Video: Saturn makes its own drama (with a little help)
Posted By Emily Lakdawalla
2012/05/22 05:43 CDT
Topics: podcasts and videos, amateur image processing, Saturn, Saturn's moons, Saturn's rings, Cassini
One of my favorite tricks with space images is to make what's essentially a digital flipbook -- I stack a bunch of images from a sequence and make them animate. It gives the illusion of motion and a sense of depth to the planets or moons in the pictures. I usually make them animate slowly enough (at rates of 2 to 10 frames per secon) that your eye has a chance to focus on each frame as an individual photo.
Not everybody does it that way, though. I've seen some pretty cool animations made with Cassini images where they were animated at something closer to 24 frames per second, the same speed as a regular movie. Things flash by too quickly for images to be analyzed as images, but the effect can be much more, well, moving. Here's a particularly nice example, produced by geology student Nahum Chazarra, with the transitions between images matched beautifully to the dramatic chords in the Moonlight Sonata.

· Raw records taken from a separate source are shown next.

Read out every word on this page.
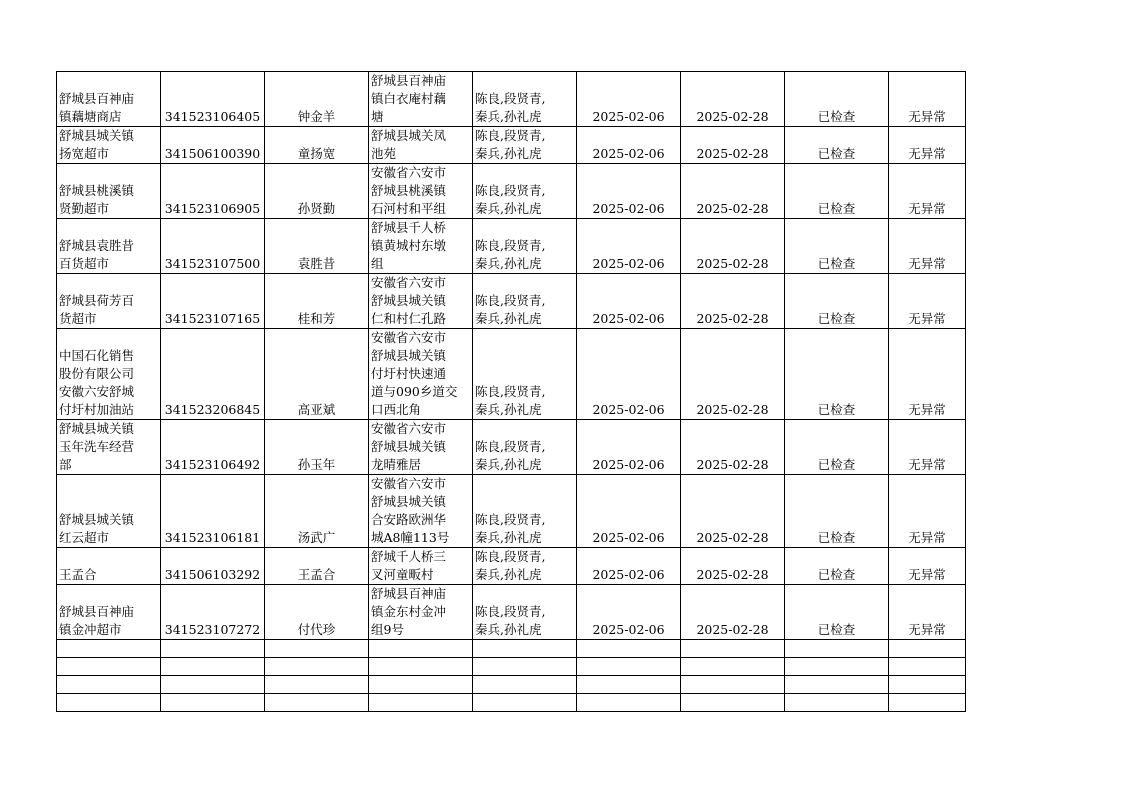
舒城县百神庙
镇藕塘商店	341523106405	钟金羊	舒城县百神庙
镇白衣庵村藕
塘	陈良,段贤青,
秦兵,孙礼虎	2025-02-06	2025-02-28	已检查	无异常
舒城县城关镇
扬宽超市	341506100390	童扬宽	舒城县城关凤
池苑	陈良,段贤青,
秦兵,孙礼虎	2025-02-06	2025-02-28	已检查	无异常
舒城县桃溪镇
贤勤超市	341523106905	孙贤勤	安徽省六安市
舒城县桃溪镇
石河村和平组	陈良,段贤青,
秦兵,孙礼虎	2025-02-06	2025-02-28	已检查	无异常
舒城县袁胜昔
百货超市	341523107500	袁胜昔	舒城县千人桥
镇黄城村东墩
组	陈良,段贤青,
秦兵,孙礼虎	2025-02-06	2025-02-28	已检查	无异常
舒城县荷芳百
货超市	341523107165	桂和芳	安徽省六安市
舒城县城关镇
仁和村仁孔路	陈良,段贤青,
秦兵,孙礼虎	2025-02-06	2025-02-28	已检查	无异常
中国石化销售
股份有限公司
安徽六安舒城
付圩村加油站	341523206845	高亚斌	安徽省六安市
舒城县城关镇
付圩村快速通
道与090乡道交
口西北角	陈良,段贤青,
秦兵,孙礼虎	2025-02-06	2025-02-28	已检查	无异常
舒城县城关镇
玉年洗车经营
部	341523106492	孙玉年	安徽省六安市
舒城县城关镇
龙晴雅居	陈良,段贤青,
秦兵,孙礼虎	2025-02-06	2025-02-28	已检查	无异常
舒城县城关镇
红云超市	341523106181	汤武广	安徽省六安市
舒城县城关镇
合安路欧洲华
城A8幢113号	陈良,段贤青,
秦兵,孙礼虎	2025-02-06	2025-02-28	已检查	无异常
王孟合	341506103292	王孟合	舒城千人桥三
叉河童畈村	陈良,段贤青,
秦兵,孙礼虎	2025-02-06	2025-02-28	已检查	无异常
舒城县百神庙
镇金冲超市	341523107272	付代珍	舒城县百神庙
镇金东村金冲
组9号	陈良,段贤青,
秦兵,孙礼虎	2025-02-06	2025-02-28	已检查	无异常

NASA / JPL / SSI / video by Nahum Mendez Chazarra
None of these images was taken for its dramatic effect; Cassini imaging sequences long enough to produce even brief movie clips are designed for science and/or navigation. The drama is natural, stemming from the ordered chaos of the relative motions of Saturn and its rings and its moons, and the stars behind them.
A tip of the hat to @DarkSapiens for the link to this one!